As part of the educational 'Discovery Zone', CABI's display will include invasive alien weeds - plants that have been moved from their native habitat to a new one, with no natural enemies like diseases and insects to keep them in check, enabling them to spread and cause problems.
Invasive non-native species are estimated to cost the British economy £1.7 billion a year. Plants are particularly troublesome and, once out of control, they can damage delicate ecosystems and even property. The exhibit demonstrates the plants' impact on the environment and infrastructure, including Japanese knotweed on property prices, buddleia on the railway and Himalayan balsam on riversides.
Alongside the invasive weeds, CABI will demonstrate biological control in action - a sustainable alternative method for controlling invasive species. This approach uses natural enemies from the native range of the invasive species, which are rigorously tested to ensure they pose no threat to the new ecosystem and represent a long-term and effective management option.
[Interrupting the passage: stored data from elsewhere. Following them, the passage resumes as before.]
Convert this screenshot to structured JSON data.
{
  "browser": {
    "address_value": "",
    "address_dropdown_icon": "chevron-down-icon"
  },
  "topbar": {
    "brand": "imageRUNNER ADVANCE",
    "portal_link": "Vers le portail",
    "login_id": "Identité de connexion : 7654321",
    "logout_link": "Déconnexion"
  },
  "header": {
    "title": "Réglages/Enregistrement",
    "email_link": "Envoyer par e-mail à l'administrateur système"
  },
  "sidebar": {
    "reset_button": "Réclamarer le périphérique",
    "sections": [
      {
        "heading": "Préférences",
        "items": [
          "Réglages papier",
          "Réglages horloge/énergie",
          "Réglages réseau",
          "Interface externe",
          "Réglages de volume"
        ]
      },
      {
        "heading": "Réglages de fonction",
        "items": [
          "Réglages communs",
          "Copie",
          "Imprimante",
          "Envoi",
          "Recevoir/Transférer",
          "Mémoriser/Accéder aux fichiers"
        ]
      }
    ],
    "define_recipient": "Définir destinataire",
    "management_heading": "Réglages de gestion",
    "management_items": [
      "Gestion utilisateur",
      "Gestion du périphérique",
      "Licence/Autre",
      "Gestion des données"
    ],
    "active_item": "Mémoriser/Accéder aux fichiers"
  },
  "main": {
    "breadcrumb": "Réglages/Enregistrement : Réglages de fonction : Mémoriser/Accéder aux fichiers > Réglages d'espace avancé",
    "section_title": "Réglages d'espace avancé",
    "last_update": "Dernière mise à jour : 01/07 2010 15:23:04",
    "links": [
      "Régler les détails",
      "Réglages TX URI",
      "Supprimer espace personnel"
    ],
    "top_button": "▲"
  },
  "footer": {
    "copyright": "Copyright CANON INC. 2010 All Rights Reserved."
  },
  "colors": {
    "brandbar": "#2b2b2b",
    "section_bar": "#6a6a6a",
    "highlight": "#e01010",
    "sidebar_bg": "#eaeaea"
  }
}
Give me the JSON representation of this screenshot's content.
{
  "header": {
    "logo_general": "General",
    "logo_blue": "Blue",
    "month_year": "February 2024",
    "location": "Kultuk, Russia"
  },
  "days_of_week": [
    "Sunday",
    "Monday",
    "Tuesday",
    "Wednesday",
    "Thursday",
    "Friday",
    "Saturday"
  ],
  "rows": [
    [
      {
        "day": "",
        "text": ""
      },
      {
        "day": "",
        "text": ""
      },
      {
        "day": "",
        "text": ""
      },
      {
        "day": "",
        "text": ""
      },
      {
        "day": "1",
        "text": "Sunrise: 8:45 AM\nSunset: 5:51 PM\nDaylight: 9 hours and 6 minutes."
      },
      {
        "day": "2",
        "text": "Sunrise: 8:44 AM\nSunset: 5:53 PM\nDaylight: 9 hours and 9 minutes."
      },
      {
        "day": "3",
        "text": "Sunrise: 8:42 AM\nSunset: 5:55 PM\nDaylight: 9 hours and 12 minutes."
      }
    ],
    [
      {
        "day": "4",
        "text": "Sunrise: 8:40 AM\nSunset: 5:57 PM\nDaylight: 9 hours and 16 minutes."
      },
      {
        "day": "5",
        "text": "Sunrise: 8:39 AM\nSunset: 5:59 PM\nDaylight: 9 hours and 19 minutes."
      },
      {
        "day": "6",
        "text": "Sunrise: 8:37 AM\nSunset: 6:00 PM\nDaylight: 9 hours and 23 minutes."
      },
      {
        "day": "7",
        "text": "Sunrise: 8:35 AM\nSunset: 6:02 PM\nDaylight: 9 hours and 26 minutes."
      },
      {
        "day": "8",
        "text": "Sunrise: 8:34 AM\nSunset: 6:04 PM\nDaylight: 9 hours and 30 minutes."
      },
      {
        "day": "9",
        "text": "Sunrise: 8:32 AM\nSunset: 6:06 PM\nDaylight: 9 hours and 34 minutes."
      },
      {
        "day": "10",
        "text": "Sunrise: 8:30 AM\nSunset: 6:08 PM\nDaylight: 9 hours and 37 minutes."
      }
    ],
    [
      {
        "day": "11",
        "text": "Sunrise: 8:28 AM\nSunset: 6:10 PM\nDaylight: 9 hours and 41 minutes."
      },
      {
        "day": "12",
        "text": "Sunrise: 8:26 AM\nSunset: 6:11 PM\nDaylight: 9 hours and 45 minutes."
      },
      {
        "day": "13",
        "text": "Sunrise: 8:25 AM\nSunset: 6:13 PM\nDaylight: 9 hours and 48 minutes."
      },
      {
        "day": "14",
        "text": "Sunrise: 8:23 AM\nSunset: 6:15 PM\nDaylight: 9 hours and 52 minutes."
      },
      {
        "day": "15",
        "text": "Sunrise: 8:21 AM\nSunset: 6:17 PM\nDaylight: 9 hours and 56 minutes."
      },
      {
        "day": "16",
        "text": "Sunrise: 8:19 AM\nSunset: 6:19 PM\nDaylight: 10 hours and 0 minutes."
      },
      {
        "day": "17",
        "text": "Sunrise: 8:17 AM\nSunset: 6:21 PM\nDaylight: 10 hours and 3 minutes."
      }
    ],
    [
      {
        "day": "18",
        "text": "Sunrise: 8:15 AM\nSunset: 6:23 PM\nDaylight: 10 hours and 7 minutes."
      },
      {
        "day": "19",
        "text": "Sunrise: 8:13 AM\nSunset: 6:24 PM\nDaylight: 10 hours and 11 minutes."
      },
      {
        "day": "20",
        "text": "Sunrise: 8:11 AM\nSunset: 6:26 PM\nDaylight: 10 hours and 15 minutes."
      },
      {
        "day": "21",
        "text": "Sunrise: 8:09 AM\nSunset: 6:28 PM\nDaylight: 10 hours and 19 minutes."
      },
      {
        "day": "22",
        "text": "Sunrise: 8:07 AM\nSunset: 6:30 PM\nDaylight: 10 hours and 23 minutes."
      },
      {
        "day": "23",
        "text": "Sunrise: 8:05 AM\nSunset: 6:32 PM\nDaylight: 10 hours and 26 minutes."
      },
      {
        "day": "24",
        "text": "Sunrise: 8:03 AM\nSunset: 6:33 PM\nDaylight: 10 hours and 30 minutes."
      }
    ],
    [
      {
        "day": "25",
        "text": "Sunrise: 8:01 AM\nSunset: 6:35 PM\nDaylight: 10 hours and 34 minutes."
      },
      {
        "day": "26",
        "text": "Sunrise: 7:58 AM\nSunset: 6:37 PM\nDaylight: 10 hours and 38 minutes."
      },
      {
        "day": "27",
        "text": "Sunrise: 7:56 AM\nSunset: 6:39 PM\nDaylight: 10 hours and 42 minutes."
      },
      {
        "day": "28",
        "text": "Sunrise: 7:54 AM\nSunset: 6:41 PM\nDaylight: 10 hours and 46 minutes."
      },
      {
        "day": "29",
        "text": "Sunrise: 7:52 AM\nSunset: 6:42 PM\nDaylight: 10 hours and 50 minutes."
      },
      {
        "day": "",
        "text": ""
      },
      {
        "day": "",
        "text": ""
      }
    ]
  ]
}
Live displays will feature sap-sucking psyllids feeding on Japanese knotweed and weevils eating the invasive alien water weed, Azolla (Azolla filiculoides). Visitors will also be able to use a microscope with live screen displays to learn more about CABI's research.
CABI invasives coordinator Dick Shaw said: "The Chelsea Flower Show is a fantastic opportunity to show the public how we can apply science to control some of the most damaging invasive weeds."
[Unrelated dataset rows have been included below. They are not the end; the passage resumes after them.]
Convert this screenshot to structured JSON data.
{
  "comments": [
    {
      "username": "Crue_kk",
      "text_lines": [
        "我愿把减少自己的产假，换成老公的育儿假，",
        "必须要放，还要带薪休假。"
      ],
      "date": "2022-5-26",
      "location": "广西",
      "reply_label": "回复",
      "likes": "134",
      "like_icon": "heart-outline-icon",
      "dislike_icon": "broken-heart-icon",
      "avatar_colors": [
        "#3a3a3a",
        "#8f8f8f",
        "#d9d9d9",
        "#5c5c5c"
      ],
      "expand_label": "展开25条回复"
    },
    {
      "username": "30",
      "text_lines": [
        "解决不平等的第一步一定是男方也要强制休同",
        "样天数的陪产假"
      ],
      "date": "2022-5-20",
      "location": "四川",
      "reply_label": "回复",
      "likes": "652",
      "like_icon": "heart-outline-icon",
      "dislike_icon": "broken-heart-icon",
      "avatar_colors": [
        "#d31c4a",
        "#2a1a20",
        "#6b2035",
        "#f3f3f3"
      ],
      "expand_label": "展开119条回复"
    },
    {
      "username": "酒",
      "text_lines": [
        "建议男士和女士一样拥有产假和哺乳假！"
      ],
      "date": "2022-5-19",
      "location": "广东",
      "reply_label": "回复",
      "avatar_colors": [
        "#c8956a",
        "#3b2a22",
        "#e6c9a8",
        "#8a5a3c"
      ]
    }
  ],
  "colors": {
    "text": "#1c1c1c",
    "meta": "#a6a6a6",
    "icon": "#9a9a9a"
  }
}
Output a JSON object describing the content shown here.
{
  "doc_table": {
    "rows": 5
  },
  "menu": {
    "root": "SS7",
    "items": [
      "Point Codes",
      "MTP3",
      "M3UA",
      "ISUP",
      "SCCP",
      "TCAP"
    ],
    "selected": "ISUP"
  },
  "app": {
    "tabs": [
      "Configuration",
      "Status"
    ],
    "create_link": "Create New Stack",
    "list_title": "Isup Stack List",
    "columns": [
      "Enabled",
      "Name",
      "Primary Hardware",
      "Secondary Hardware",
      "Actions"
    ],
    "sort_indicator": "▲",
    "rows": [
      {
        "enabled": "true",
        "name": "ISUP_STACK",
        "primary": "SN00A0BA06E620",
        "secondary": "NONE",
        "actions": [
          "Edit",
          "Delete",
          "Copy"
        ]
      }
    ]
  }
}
Since 2003, CABI has been researching a sustainable long-term biocontrol option for this Japanese knotweed. A sap-sucking psyllid, Aphalara itadori - an aphid-like insect about 2mm long - was identified as a possible solution.
Lab testing showed it poses no risk to native species, crops or wildlife, and approval was given for CABI to release the insect at selected sites. CABI is now focussing on getting it established and spreading in the field. There is evidence that a new approach has improved the insect's ability to overwinter.
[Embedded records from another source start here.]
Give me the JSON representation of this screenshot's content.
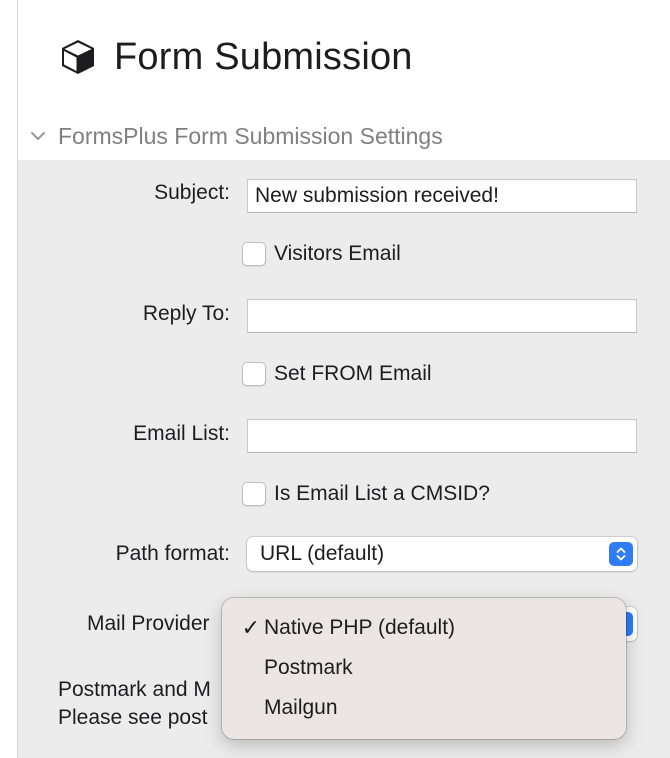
{
  "header": {
    "title": "Form Submission",
    "icon": "cube-icon"
  },
  "section": {
    "title": "FormsPlus Form Submission Settings",
    "expanded": true
  },
  "fields": {
    "subject_label": "Subject:",
    "subject_value": "New submission received!",
    "visitors_email_label": "Visitors Email",
    "visitors_email_checked": false,
    "reply_to_label": "Reply To:",
    "reply_to_value": "",
    "set_from_label": "Set FROM Email",
    "set_from_checked": false,
    "email_list_label": "Email List:",
    "email_list_value": "",
    "cmsid_label": "Is Email List a CMSID?",
    "cmsid_checked": false,
    "path_format_label": "Path format:",
    "path_format_value": "URL (default)",
    "mail_provider_label": "Mail Provider"
  },
  "note": {
    "line1": "Postmark and M",
    "line2": "Please see post"
  },
  "mail_provider_menu": {
    "items": [
      {
        "label": "Native PHP (default)",
        "checked": true,
        "check_glyph": "✓"
      },
      {
        "label": "Postmark",
        "checked": false,
        "check_glyph": ""
      },
      {
        "label": "Mailgun",
        "checked": false,
        "check_glyph": ""
      }
    ]
  },
  "colors": {
    "accent": "#2f7cf6",
    "panel": "#ececec",
    "menu": "#ebe5e3"
  }
}
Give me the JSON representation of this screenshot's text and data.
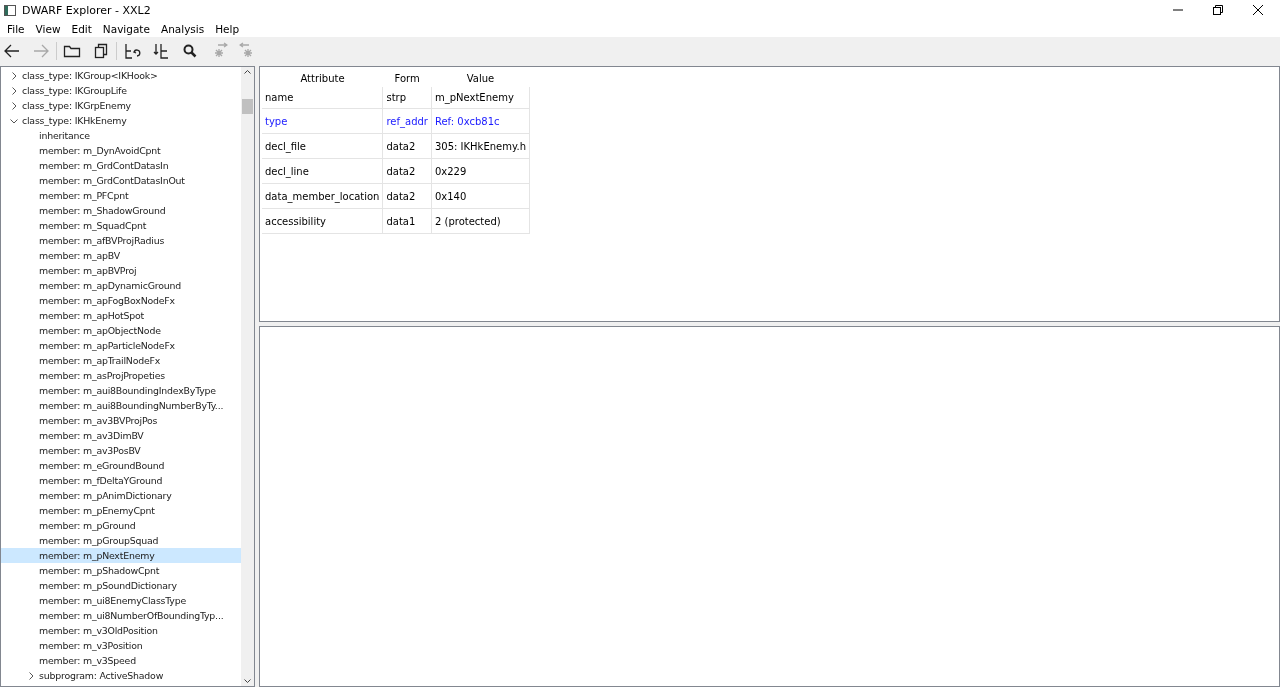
{
  "window": {
    "title": "DWARF Explorer - XXL2"
  },
  "menu": [
    "File",
    "View",
    "Edit",
    "Navigate",
    "Analysis",
    "Help"
  ],
  "toolbar": [
    {
      "kind": "back",
      "disabled": false
    },
    {
      "kind": "forward",
      "disabled": true
    },
    {
      "kind": "open",
      "disabled": false
    },
    {
      "kind": "copy",
      "disabled": false
    },
    {
      "kind": "parent",
      "disabled": false
    },
    {
      "kind": "child",
      "disabled": false
    },
    {
      "kind": "search",
      "disabled": false
    },
    {
      "kind": "findnext",
      "disabled": true
    },
    {
      "kind": "findprev",
      "disabled": true
    }
  ],
  "tree": [
    {
      "label": "class_type: IKGroup<IKHook>",
      "expanded": false,
      "selected": false
    },
    {
      "label": "class_type: IKGroupLife",
      "expanded": false,
      "selected": false
    },
    {
      "label": "class_type: IKGrpEnemy",
      "expanded": false,
      "selected": false
    },
    {
      "label": "class_type: IKHkEnemy",
      "expanded": true,
      "selected": false,
      "children": [
        {
          "label": "inheritance",
          "selected": false
        },
        {
          "label": "member: m_DynAvoidCpnt",
          "selected": false
        },
        {
          "label": "member: m_GrdContDatasIn",
          "selected": false
        },
        {
          "label": "member: m_GrdContDatasInOut",
          "selected": false
        },
        {
          "label": "member: m_PFCpnt",
          "selected": false
        },
        {
          "label": "member: m_ShadowGround",
          "selected": false
        },
        {
          "label": "member: m_SquadCpnt",
          "selected": false
        },
        {
          "label": "member: m_afBVProjRadius",
          "selected": false
        },
        {
          "label": "member: m_apBV",
          "selected": false
        },
        {
          "label": "member: m_apBVProj",
          "selected": false
        },
        {
          "label": "member: m_apDynamicGround",
          "selected": false
        },
        {
          "label": "member: m_apFogBoxNodeFx",
          "selected": false
        },
        {
          "label": "member: m_apHotSpot",
          "selected": false
        },
        {
          "label": "member: m_apObjectNode",
          "selected": false
        },
        {
          "label": "member: m_apParticleNodeFx",
          "selected": false
        },
        {
          "label": "member: m_apTrailNodeFx",
          "selected": false
        },
        {
          "label": "member: m_asProjPropeties",
          "selected": false
        },
        {
          "label": "member: m_aui8BoundingIndexByType",
          "selected": false
        },
        {
          "label": "member: m_aui8BoundingNumberByTy...",
          "selected": false
        },
        {
          "label": "member: m_av3BVProjPos",
          "selected": false
        },
        {
          "label": "member: m_av3DimBV",
          "selected": false
        },
        {
          "label": "member: m_av3PosBV",
          "selected": false
        },
        {
          "label": "member: m_eGroundBound",
          "selected": false
        },
        {
          "label": "member: m_fDeltaYGround",
          "selected": false
        },
        {
          "label": "member: m_pAnimDictionary",
          "selected": false
        },
        {
          "label": "member: m_pEnemyCpnt",
          "selected": false
        },
        {
          "label": "member: m_pGround",
          "selected": false
        },
        {
          "label": "member: m_pGroupSquad",
          "selected": false
        },
        {
          "label": "member: m_pNextEnemy",
          "selected": true
        },
        {
          "label": "member: m_pShadowCpnt",
          "selected": false
        },
        {
          "label": "member: m_pSoundDictionary",
          "selected": false
        },
        {
          "label": "member: m_ui8EnemyClassType",
          "selected": false
        },
        {
          "label": "member: m_ui8NumberOfBoundingTyp...",
          "selected": false
        },
        {
          "label": "member: m_v3OldPosition",
          "selected": false
        },
        {
          "label": "member: m_v3Position",
          "selected": false
        },
        {
          "label": "member: m_v3Speed",
          "selected": false
        },
        {
          "label": "subprogram: ActiveShadow",
          "expanded": false,
          "selected": false
        }
      ]
    }
  ],
  "attributes": {
    "columns": [
      "Attribute",
      "Form",
      "Value"
    ],
    "rows": [
      {
        "attribute": "name",
        "form": "strp",
        "value": "m_pNextEnemy",
        "link": false
      },
      {
        "attribute": "type",
        "form": "ref_addr",
        "value": "Ref: 0xcb81c",
        "link": true
      },
      {
        "attribute": "decl_file",
        "form": "data2",
        "value": "305: IKHkEnemy.h",
        "link": false
      },
      {
        "attribute": "decl_line",
        "form": "data2",
        "value": "0x229",
        "link": false
      },
      {
        "attribute": "data_member_location",
        "form": "data2",
        "value": "0x140",
        "link": false
      },
      {
        "attribute": "accessibility",
        "form": "data1",
        "value": "2 (protected)",
        "link": false
      }
    ]
  }
}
CABI is also investigating a biocontrol solution to target buddleia infestations along railway lines - the application of wood-rotting fungus such as Chondrostereum purpureum to a freshly cut stump of the plant. The approach should provide a more effective and environmentally friendly alternative to chemical herbicides, and is already a well-established practice in the United States.
In 2006, CABI was asked by Defra, the Environment Agency and the Scottish Government to help control Himalayan balsam by finding a natural enemy. CABI identified the rust fungus Puccinia komarovii var. glanduliferae as the most promising biocontrol agent, and carried out research to ensure it was reliable, effective and safe. In 2014, permission was granted to release it at selected sites. In 2016-17, there was evidence of spores successfully overwintering. CABI plans to make further releases this year across the UK.